Il 28 gennaio alle 00:11. E' il secondo della nuova generazione

Redazione ANSA

Tutto pronto per il lancio del satellite della seconda generazione di Cosmo-SkyMed, la costellazione  italiana di satelliti radar e ottici per l'osservazione della Terra più avanzata al mondo. Il lancio, rende noto l’Agenzia Spaziale Italiana (Asi), è previsto con un razzo Falcon 9 della SpaceX  per le 00:11 del 28 gennaio (ora italiana) dalla base di Cape Canaveral (Florida).

Nato nel 2007 da un protocollo d'intesa firmato dai ministeri della Difesa e dell'Istruzione, Università e Ricerca, Cosmo-SkyMed, è il primo programma duale, ossia civile e militare, mai promosso dall'Italia e adesso è pronto ad arricchirsi con una seconda un nuovo satellite.

Grazie ai suoi radar ad apertura sintetica (Sar) la costellazione peremette di osservare qualsiasi punto del pianeta giorno e notte e in ogni condizione ambientale, può infatti osservare anche attraverso le nuvole. Questo lancio consentirà di proseguire l’operatività dell’intera costellazione Cosmo-SkyMed in orbita da più di quindici anni aumentandone le capacità complessive.

In questo programma l'industria italiana gioca un ruolo di primo piano, con Leonardo e le sue joint venture Thales Alenia Space e Telespazio, insieme a un numero significativo di piccole e medie imprese. Thales Alenia Space (Thales 67%, Leonardo 33%) è la capocommessa responsabile dell'intero sistema, mentre Telespazio (Leonardo 67%, Thales 33%) ha realizzato il segmento di Terra e ospita nel Centro spaziale del Fucino il centro di comando e controllo della costellazione.
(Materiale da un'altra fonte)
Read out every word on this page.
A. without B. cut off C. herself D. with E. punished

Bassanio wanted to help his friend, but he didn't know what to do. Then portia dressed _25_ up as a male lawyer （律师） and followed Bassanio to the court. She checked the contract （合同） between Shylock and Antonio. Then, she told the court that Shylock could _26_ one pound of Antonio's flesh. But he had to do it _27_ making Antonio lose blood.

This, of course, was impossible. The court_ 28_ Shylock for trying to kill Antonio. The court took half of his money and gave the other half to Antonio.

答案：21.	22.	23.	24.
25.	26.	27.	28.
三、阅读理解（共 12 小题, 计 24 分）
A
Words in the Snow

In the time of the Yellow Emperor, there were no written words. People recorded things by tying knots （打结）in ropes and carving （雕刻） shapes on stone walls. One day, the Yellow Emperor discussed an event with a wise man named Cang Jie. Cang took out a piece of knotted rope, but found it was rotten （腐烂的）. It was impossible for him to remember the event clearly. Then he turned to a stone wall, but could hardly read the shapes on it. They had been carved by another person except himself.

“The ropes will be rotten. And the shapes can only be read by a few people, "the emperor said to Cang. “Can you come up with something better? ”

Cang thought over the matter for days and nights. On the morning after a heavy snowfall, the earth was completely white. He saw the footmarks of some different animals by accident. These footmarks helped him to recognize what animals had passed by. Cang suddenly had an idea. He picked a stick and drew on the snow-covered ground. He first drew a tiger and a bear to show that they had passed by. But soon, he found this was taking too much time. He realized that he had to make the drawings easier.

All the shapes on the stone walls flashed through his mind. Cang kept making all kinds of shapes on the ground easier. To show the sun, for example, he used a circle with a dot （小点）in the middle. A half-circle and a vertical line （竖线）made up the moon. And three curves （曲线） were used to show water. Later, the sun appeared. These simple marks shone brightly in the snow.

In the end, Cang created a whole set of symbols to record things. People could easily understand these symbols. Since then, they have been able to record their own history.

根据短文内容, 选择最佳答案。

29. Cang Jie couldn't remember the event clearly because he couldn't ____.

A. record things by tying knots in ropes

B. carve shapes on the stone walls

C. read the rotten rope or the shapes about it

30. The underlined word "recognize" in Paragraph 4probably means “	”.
Leonardo contribuisce inoltre al programma fornendo i sensori di assetto stellare per l’orientamento del satellite, i pannelli fotovoltaici e le unità elettroniche per la gestione della potenza elettrica. I dati generati dai satelliti Cosmo-SkyMed sono commercializzati in tutto il mondo dalla società e-Geos (Telespazio 80%, Asi 20%).